Mild hypoxic ischaemic encephalopathy and long term neurodevelopmental outcome - A systematic review

• Published in: Early human development Vol. 120; pp. 80 - 87
• Main Authors: Conway, J.M., Walsh, B.H., Boylan, G.B., Murray, D.M.
• Format: Journal Article
• Language: English
• Published: Ireland Elsevier B.V 01.05.2018
• Subjects: Brain Diseases - physiopathology; Brain Diseases - therapy; Developmental Disabilities - etiology; Humans; Hypothermia, Induced - methods; Hypoxia-Ischemia, Brain - physiopathology; Hypoxia-Ischemia, Brain - therapy; Hypoxic ischaemic encephalopathy (HIE); Infant, Newborn; Infant, Newborn, Diseases - physiopathology; Infant, Newborn, Diseases - therapy; Neurodevelopmental outcome; Therapeutic hypothermia (TH); Treatment Outcome; Neurodevelopmental outcome; Hypoxic ischaemic encephalopathy (HIE); Therapeutic hypothermia (TH)

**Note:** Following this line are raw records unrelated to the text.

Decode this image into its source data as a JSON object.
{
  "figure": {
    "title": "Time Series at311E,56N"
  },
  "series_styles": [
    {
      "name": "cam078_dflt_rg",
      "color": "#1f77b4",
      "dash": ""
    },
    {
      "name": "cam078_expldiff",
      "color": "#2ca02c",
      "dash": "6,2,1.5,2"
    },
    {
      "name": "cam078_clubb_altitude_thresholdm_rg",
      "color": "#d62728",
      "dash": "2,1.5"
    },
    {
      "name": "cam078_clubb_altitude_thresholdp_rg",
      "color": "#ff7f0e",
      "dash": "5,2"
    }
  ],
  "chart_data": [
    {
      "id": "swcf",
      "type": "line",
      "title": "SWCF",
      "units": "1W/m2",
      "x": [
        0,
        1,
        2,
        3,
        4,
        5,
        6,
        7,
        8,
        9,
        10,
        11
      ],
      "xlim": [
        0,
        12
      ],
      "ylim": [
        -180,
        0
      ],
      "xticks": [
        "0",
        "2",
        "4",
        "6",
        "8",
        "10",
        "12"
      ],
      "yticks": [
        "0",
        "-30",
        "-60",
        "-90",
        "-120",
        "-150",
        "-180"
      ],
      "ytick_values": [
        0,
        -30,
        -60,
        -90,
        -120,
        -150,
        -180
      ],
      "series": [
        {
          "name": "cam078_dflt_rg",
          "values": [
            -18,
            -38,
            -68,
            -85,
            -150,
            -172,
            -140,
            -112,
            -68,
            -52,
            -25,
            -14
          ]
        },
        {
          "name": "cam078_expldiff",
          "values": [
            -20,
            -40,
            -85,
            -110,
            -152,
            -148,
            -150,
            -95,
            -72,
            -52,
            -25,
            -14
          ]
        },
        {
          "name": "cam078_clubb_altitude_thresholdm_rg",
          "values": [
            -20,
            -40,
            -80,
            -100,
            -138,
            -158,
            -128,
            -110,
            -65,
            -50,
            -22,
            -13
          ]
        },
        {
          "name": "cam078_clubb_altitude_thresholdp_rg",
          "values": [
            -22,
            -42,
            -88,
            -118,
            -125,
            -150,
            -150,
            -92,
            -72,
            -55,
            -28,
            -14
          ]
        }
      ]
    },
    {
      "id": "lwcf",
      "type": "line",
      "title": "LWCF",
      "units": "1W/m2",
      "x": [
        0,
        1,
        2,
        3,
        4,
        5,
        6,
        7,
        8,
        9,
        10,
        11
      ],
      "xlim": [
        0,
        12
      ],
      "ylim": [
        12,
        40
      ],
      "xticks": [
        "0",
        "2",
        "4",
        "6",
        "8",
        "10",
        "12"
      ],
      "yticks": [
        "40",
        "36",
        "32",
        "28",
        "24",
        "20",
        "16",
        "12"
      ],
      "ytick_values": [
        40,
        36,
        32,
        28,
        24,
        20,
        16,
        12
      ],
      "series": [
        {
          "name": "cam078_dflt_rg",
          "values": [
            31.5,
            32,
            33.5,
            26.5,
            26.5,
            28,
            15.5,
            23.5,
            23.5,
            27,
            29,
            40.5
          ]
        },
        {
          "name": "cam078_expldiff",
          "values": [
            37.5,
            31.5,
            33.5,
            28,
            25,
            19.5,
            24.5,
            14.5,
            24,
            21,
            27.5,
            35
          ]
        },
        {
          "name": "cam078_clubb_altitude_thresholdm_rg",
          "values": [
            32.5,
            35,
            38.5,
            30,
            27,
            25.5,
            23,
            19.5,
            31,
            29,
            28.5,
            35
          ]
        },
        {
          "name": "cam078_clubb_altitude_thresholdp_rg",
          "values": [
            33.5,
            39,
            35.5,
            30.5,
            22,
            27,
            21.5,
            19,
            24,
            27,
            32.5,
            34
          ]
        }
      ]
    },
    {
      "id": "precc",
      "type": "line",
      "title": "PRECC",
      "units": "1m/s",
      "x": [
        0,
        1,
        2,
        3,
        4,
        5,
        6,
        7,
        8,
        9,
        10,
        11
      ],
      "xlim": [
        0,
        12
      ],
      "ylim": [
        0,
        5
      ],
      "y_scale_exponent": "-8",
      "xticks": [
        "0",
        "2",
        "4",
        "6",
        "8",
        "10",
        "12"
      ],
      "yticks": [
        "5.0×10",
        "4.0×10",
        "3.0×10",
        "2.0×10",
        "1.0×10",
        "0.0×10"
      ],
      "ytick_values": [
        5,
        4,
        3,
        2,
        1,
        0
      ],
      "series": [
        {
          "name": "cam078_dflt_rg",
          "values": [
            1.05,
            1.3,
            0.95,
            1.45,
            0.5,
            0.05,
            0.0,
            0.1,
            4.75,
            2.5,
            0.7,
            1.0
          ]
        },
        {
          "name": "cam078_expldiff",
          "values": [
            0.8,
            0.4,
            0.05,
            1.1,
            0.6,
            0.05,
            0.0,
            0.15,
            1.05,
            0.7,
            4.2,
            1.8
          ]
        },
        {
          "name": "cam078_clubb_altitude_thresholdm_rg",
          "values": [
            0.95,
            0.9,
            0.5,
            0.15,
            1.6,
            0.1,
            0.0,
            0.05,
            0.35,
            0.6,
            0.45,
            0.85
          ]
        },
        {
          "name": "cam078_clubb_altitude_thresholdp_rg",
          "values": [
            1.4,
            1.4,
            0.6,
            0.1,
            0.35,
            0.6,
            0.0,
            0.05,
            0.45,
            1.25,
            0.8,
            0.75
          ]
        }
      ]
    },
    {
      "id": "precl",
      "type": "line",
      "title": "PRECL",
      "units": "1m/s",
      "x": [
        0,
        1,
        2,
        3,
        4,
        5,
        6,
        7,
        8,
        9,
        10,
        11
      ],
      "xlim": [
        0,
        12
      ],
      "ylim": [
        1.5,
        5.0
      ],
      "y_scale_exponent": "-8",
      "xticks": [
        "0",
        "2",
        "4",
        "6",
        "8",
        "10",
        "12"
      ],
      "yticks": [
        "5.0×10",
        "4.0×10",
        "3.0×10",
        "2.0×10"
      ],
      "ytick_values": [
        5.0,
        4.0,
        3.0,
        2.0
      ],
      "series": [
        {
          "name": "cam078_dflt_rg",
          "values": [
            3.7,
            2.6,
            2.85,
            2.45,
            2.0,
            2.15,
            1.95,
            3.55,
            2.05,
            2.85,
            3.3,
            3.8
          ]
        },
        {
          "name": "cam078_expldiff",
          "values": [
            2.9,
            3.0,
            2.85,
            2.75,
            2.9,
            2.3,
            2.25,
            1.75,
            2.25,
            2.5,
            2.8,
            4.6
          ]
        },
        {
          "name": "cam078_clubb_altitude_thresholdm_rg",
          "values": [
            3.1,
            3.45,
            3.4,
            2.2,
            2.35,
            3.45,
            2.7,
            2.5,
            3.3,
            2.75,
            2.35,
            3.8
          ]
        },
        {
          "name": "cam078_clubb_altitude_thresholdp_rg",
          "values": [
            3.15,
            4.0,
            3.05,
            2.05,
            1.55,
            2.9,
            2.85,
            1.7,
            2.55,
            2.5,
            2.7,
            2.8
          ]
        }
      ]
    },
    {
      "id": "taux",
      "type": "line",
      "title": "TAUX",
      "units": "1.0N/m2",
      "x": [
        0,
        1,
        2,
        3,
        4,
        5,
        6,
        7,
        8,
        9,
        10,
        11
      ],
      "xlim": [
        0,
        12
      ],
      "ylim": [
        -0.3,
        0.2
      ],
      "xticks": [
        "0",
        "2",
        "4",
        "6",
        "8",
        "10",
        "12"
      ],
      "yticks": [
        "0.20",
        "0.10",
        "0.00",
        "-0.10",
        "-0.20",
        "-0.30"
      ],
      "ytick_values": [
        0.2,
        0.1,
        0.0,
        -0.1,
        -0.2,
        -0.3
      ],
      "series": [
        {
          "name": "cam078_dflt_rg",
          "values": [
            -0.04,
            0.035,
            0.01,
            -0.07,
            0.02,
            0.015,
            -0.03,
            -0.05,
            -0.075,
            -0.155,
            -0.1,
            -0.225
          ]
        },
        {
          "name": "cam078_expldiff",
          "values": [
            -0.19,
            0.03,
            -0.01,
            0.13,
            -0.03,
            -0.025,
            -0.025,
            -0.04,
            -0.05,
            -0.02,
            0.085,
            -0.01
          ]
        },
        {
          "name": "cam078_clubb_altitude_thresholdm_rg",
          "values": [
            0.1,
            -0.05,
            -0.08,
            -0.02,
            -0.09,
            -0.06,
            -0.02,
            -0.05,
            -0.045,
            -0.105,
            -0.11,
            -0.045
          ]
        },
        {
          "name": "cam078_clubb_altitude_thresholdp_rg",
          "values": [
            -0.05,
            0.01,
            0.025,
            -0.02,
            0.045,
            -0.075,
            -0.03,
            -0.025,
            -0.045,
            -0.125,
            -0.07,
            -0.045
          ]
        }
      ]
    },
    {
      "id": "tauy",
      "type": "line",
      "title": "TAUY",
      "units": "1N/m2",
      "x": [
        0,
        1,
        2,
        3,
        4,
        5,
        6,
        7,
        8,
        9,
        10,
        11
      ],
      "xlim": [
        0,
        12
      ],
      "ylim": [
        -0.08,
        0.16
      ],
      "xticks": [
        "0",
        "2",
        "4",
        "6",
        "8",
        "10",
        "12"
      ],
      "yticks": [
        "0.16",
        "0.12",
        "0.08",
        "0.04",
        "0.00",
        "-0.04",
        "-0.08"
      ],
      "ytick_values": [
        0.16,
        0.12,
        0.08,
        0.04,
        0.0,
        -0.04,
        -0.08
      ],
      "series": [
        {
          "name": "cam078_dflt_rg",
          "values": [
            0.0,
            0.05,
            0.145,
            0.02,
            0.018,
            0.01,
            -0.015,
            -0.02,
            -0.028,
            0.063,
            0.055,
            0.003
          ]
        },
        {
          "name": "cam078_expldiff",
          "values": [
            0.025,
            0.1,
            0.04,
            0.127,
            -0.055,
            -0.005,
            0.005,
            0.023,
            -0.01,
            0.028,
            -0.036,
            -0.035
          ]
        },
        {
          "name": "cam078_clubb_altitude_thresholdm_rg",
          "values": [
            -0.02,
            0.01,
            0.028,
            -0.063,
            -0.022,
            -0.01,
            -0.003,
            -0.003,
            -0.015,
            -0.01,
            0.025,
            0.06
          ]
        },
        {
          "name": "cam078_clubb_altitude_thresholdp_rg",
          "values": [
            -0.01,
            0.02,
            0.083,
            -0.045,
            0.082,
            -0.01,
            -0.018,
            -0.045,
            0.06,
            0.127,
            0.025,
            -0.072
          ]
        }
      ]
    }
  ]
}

• ISSN: 0378-3782; 1872-6232; 1872-6232
• DOI: 10.1016/j.earlhumdev.2018.02.007

Hypoxic ischaemic encephalopathy (HIE) remains a significant cause of long term neurodisability despite therapeutic hypothermia (TH). Infants with mild HIE, representing 50% of those with HIE, are perceived as low risk and are currently not eligible for TH [1]. This review examines the available evidence of outcome in term infants with mild HIE. Medline, Embase and Cochrane Clinical Trials databases were searched in March 2017. Studies with well-defined HIE grading at birth and standardised neurodevelopmental assessment at ≥18 months were included. Abnormal outcome was defined as death, cerebral palsy or standardised neurodevelopmental test score more than 1 standard deviation below the mean. Twenty studies were included. Abnormal outcome was reported in 86/341 (25%) of infants. There was insufficient evidence to examine the effect of TH on outcome. A significant proportion of infants with mild HIE have abnormal outcome at follow up.